According to Brown, after a seed cell enters the brain, the first type of cells to form are called titan cells because they are gigantic, containing at least four times as many copies of DNA as a "normal" C. neoformans cell.

"These titan cells form directly from the infecting [seed] cells," Brown told Newsweek. "The seed cells that we study, the small ones that enter the brain, probably don't form when another cell shrinks.

"Instead, we think that seed cells form across generations: a normal or titan cell receives a signal, then when it next divides to form a new cell, it makes a seed cell as its progeny instead of a cell just like itself.
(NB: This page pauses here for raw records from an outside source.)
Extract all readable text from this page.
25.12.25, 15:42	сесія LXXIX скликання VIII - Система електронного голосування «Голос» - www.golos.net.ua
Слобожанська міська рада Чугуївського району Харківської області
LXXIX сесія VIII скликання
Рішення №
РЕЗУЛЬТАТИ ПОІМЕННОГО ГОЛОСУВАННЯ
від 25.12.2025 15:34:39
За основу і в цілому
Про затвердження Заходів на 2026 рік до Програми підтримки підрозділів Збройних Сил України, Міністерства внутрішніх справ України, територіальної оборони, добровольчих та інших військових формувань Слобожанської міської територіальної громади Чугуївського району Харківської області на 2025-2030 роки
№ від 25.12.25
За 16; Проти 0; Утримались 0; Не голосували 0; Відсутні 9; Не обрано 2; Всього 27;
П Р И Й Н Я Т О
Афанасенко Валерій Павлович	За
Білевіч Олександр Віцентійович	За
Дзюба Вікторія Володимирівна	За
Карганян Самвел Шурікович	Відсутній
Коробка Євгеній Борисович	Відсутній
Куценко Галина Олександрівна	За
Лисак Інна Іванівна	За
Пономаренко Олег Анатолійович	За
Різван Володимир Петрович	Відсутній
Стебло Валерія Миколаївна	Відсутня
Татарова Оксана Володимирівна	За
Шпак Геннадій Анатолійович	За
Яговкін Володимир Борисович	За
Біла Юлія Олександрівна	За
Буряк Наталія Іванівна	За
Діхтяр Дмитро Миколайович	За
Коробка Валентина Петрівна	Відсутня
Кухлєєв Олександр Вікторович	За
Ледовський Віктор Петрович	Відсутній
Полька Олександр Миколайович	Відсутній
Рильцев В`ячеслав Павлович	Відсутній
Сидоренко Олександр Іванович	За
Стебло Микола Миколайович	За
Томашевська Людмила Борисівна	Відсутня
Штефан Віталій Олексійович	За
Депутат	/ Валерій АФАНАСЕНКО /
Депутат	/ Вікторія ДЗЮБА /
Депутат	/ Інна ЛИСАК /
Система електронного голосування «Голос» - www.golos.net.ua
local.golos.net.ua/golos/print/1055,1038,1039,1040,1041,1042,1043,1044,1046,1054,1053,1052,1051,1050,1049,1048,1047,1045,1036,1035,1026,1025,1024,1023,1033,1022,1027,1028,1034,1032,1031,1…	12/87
The seed cells likely then form more seed cells when they divide."

The fungus has been previously found to increase its cell mass by up to 10 times inside the human lung, so the fact that it can enter the brain is concerning.

"The scary thing about this fungus is that we don't think that it wants to get inside the brain per se," Brown said. "It's not passed from person to person, so there isn't really any evolutionary selection for growing inside a person as there are with, for example, respiratory viruses.

"Instead, we think that this is an evolutionary accident. C. neoformans grows extremely well on inositol, which is found in large quantities in the spinal fluid, spinal cord, and brain tissue. This might be a result of C. neoformans' natural environment, which is soil, trees, and bird droppings, as plant matter is high in inositol."

"We therefore think that C. neoformans acquired the ability to grow on inositol in its environmental niche and that ability ends up being problematic when people are infected, since when C. neoformans reaches the inositol-rich central nervous system, it grows well and there isn't much to stop it from doing so."

The researchers are concerned that the effects of climate change may make C. neoformans more proficient at infecting humans.

"A concern in the future is that as the climate changes, microbes such as fungi will become more adapted to stressful conditions (temperature extremes, drought, etc.) that will increase their ability to survive the stressful conditions within the human body," Brown said.

However, the researchers also hope that their discovery could lead to new strategies for blocking C. neoformans infection.